Avoid a Disjointed Marketing Plan with these Five Components

The year is in full swing and so is your marketing plan, right? Or maybe you have “update my brand and marketing” as part of that plan. Either way, it’s wise to periodically audit your brand and messaging to make sure you are relevant, where you want to be, and not all over the place.

Here are five brand components to review as you look across your marketing initiatives to make sure you are "on brand" right now.

Brand Component No. 1: The physical attributes.

What does it look like? This will include your logo, your colors and fonts used on all of your materials. All of the things that you use to visually represent your brand identity. E.g. social profiles, invoices, emails, website, etc. When you lay them out all together - ALL of them, do they look cohesive and part of the same company? Or a bit disjointed and not reinforcing the story or tone you are aiming for? Brands are ideal with a cohesive, unified look with a curated and prescribed # of fonts or colors that serve specific purposes.

Brand Component No. 2: Your communication style.

What to do you sound like? Are you a leader, a guide or authority? What type of vocabulary do you use in your messaging? What is the tone? How do you want others to hear you? Soft and nurturing or empowering and bold?

It’s important to remember that every touch point that your customer has with you is significant. Brand voice shows up everywhere. In your invoices, your web copy, your blog posts. Each part of what a client experiences should have the same voice.

Brand Component No. 3: What is your brand promise?

You may be selling a service, or a physical product or a book or a combination of those things. Let’s say people are selling consulting services. That’s not really what your clients are buying. Customers are buying a solution to a problem. An author is selling a book, but they are also selling the messaging in the book. The solution is what your client is buying.

This is also a great place to get clear on why people are buying from you or not buying? Often, digging in to find out why your message is different is a good way to really get clear your unique brand promise.

A great example is the Mastercard “Priceless” campaign. At the time this was conceived, Mastercard was number 2 in their industry. We decided to lead with that notion and say Mastercard is for those special purchases, the ones that have to happen, the ones that are not every day. And it worked!

Your brand promise are the benefits around what you are selling and what a solution your clients and prospects are looking for.

Brand Component No. 4: Who are you selling to?

I often hear people say “Everyone can use my product or service.” And that might be true, but everyone isn’t looking for it and everyone isn’t necessarily going to purchase. If you want to market to everyone it requires a massive budget to reach everybody.

Instead, let’s focus in on who will get the most benefit of what you are selling and really clarify that. Demographics are one part. Men or women? What age? Sometimes a geographic component might be important.

Even more important, what is the mindset? What are they thinking? If everyone can use what you’re selling why don’t they have it already?

Writing for “everybody” means generic communications that aren’t going to resonate with anyone.

Who are your people, your tribe? When you get really clear here and it makes everything much easier.
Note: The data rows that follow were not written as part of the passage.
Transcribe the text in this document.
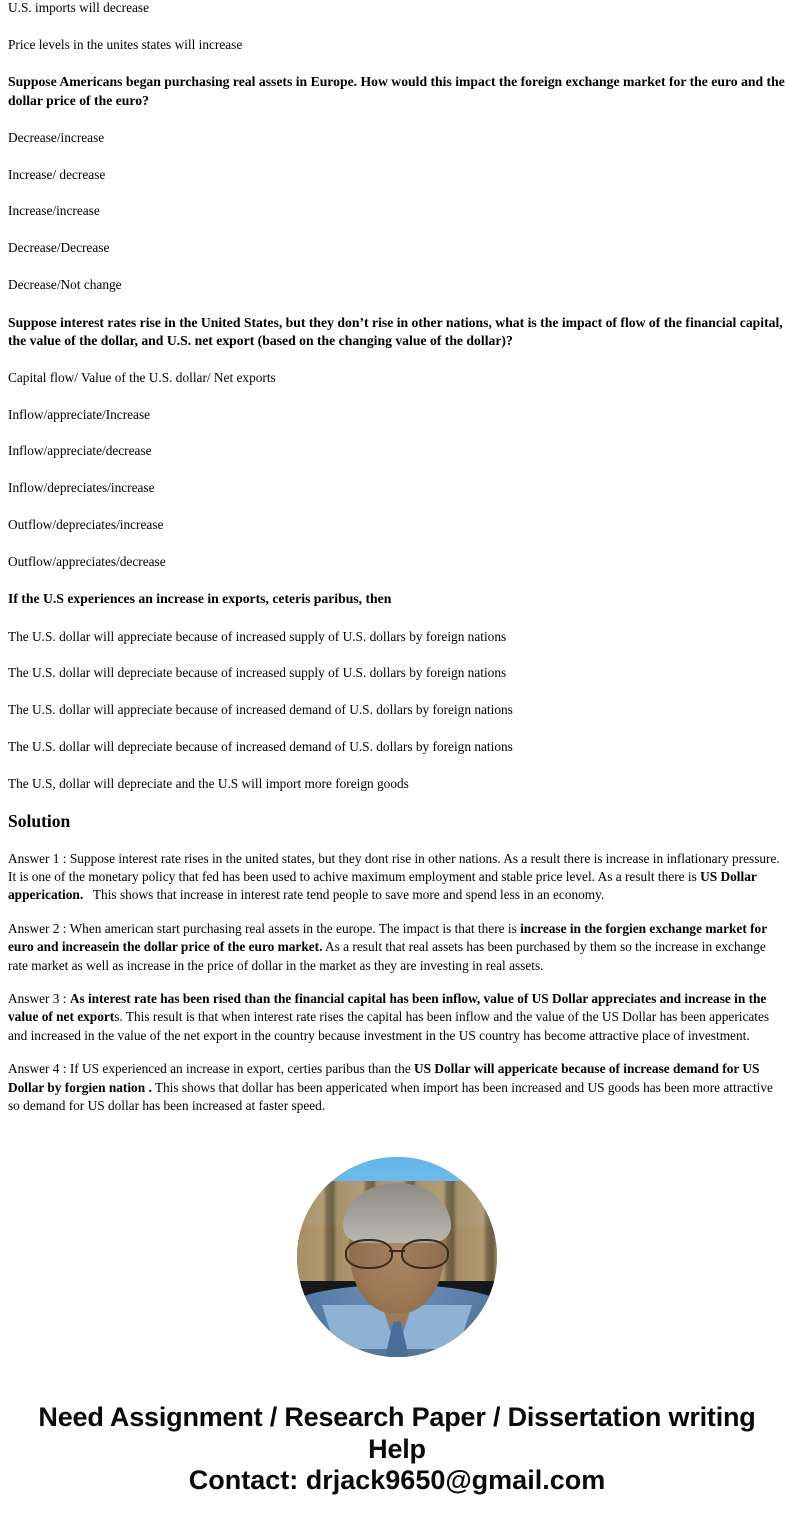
U.S. imports will decrease

Price levels in the unites states will increase

Suppose Americans began purchasing real assets in Europe. How would this impact the foreign exchange market for the euro and the dollar price of the euro?

Decrease/increase

Increase/ decrease

Increase/increase

Decrease/Decrease

Decrease/Not change

Suppose interest rates rise in the United States, but they don’t rise in other nations, what is the impact of flow of the financial capital, the value of the dollar, and U.S. net export (based on the changing value of the dollar)?

Capital flow/ Value of the U.S. dollar/ Net exports

Inflow/appreciate/Increase

Inflow/appreciate/decrease

Inflow/depreciates/increase

Outflow/depreciates/increase

Outflow/appreciates/decrease

If the U.S experiences an increase in exports, ceteris paribus, then

The U.S. dollar will appreciate because of increased supply of U.S. dollars by foreign nations

The U.S. dollar will depreciate because of increased supply of U.S. dollars by foreign nations

The U.S. dollar will appreciate because of increased demand of U.S. dollars by foreign nations

The U.S. dollar will depreciate because of increased demand of U.S. dollars by foreign nations

The U.S, dollar will depreciate and the U.S will import more foreign goods

Solution

Answer 1 : Suppose interest rate rises in the united states, but they dont rise in other nations. As a result there is increase in inflationary pressure. It is one of the monetary policy that fed has been used to achive maximum employment and stable price level. As a result there is US Dollar apperication.   This shows that increase in interest rate tend people to save more and spend less in an economy.

Answer 2 : When american start purchasing real assets in the europe. The impact is that there is increase in the forgien exchange market for euro and increasein the dollar price of the euro market. As a result that real assets has been purchased by them so the increase in exchange rate market as well as increase in the price of dollar in the market as they are investing in real assets.

Answer 3 : As interest rate has been rised than the financial capital has been inflow, value of US Dollar appreciates and increase in the value of net exports. This result is that when interest rate rises the capital has been inflow and the value of the US Dollar has been appericates and increased in the value of the net export in the country because investment in the US country has become attractive place of investment.

Answer 4 : If US experienced an increase in export, certies paribus than the US Dollar will appericate because of increase demand for US Dollar by forgien nation . This shows that dollar has been appericated when import has been increased and US goods has been more attractive so demand for US dollar has been increased at faster speed.

Need Assignment / Research Paper / Dissertation writing Help
Contact: drjack9650@gmail.com
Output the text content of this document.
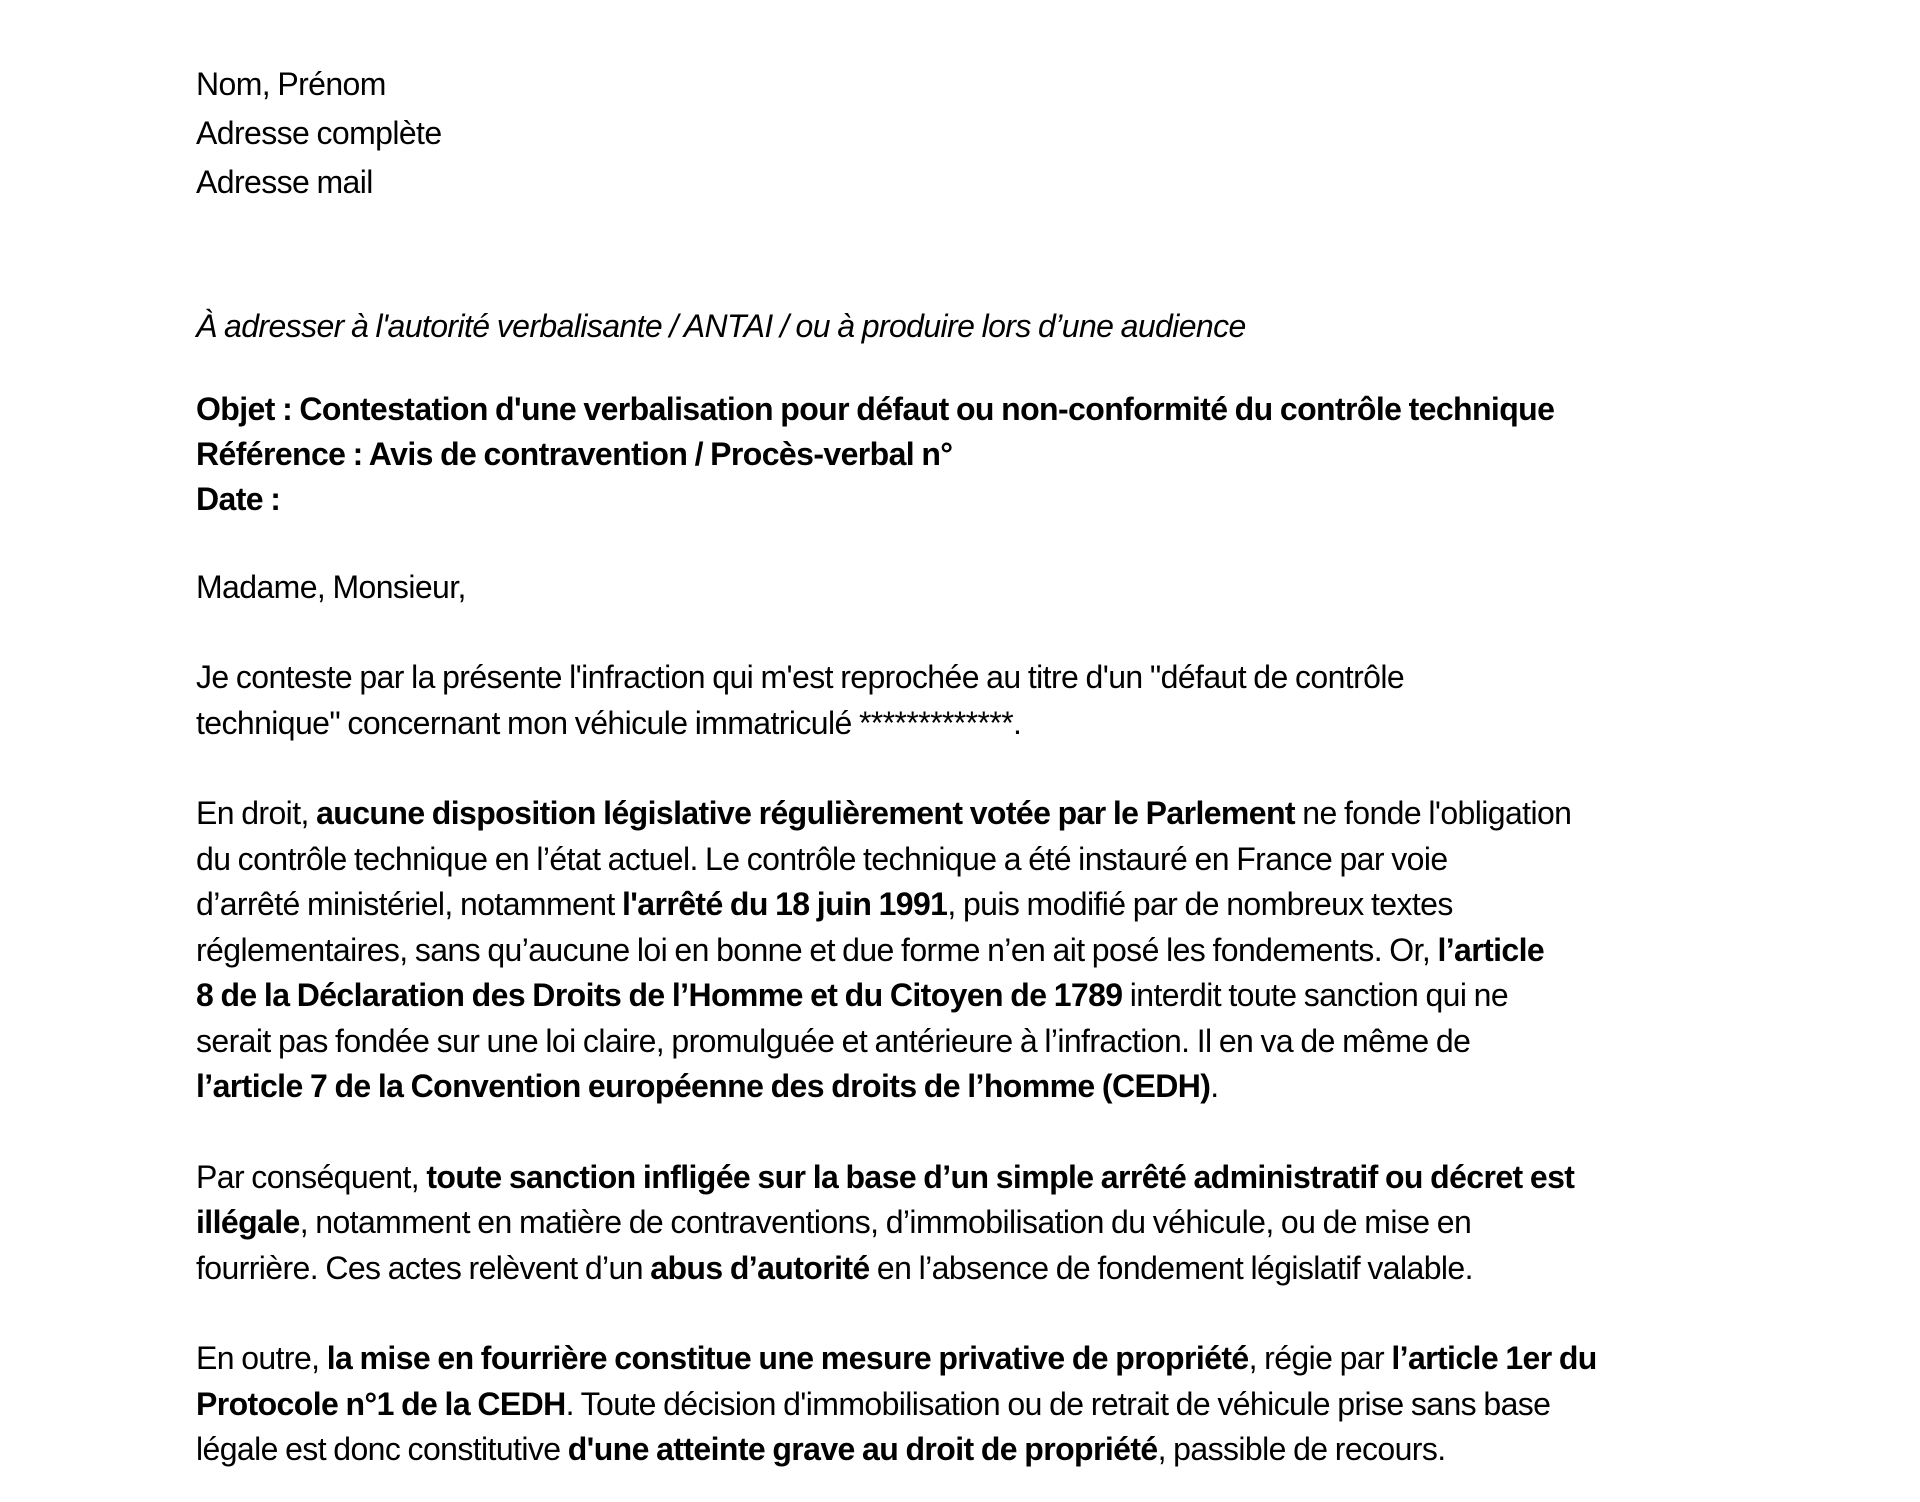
Nom, Prénom

Adresse complète

Adresse mail

À adresser à l'autorité verbalisante / ANTAI / ou à produire lors d’une audience

Objet : Contestation d'une verbalisation pour défaut ou non-conformité du contrôle technique

Référence : Avis de contravention / Procès-verbal n°

Date :

Madame, Monsieur,

Je conteste par la présente l'infraction qui m'est reprochée au titre d'un "défaut de contrôle

technique" concernant mon véhicule immatriculé *************.

En droit, aucune disposition législative régulièrement votée par le Parlement ne fonde l'obligation

du contrôle technique en l’état actuel. Le contrôle technique a été instauré en France par voie

d’arrêté ministériel, notamment l'arrêté du 18 juin 1991, puis modifié par de nombreux textes

réglementaires, sans qu’aucune loi en bonne et due forme n’en ait posé les fondements. Or, l’article

8 de la Déclaration des Droits de l’Homme et du Citoyen de 1789 interdit toute sanction qui ne

serait pas fondée sur une loi claire, promulguée et antérieure à l’infraction. Il en va de même de

l’article 7 de la Convention européenne des droits de l’homme (CEDH).

Par conséquent, toute sanction infligée sur la base d’un simple arrêté administratif ou décret est

illégale, notamment en matière de contraventions, d’immobilisation du véhicule, ou de mise en

fourrière. Ces actes relèvent d’un abus d’autorité en l’absence de fondement législatif valable.

En outre, la mise en fourrière constitue une mesure privative de propriété, régie par l’article 1er du

Protocole n°1 de la CEDH. Toute décision d'immobilisation ou de retrait de véhicule prise sans base

légale est donc constitutive d'une atteinte grave au droit de propriété, passible de recours.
Brand Component No. 5: How do you know what your clients really want?

Do client research. Talk to them and ask them to share their experience with your company. Not just the product, but all aspects. The buying experience, customer service, ease of use etc. How did the product or service impact their life? Why did they choose you? How did they find you? What else did they consider before buying from you? Did you meet their expectations?

If you are new and don’t have clients, interview your prospects and find out from them why and how they go about making the decision to buy from you.

You will be able to understand their pain points and then you can shape your messaging to speak to that in a well-defined way.

Creating ways to listen to your readers, clients and customers on a regular basis will help you create marketing strategies that stay relevant and resonate.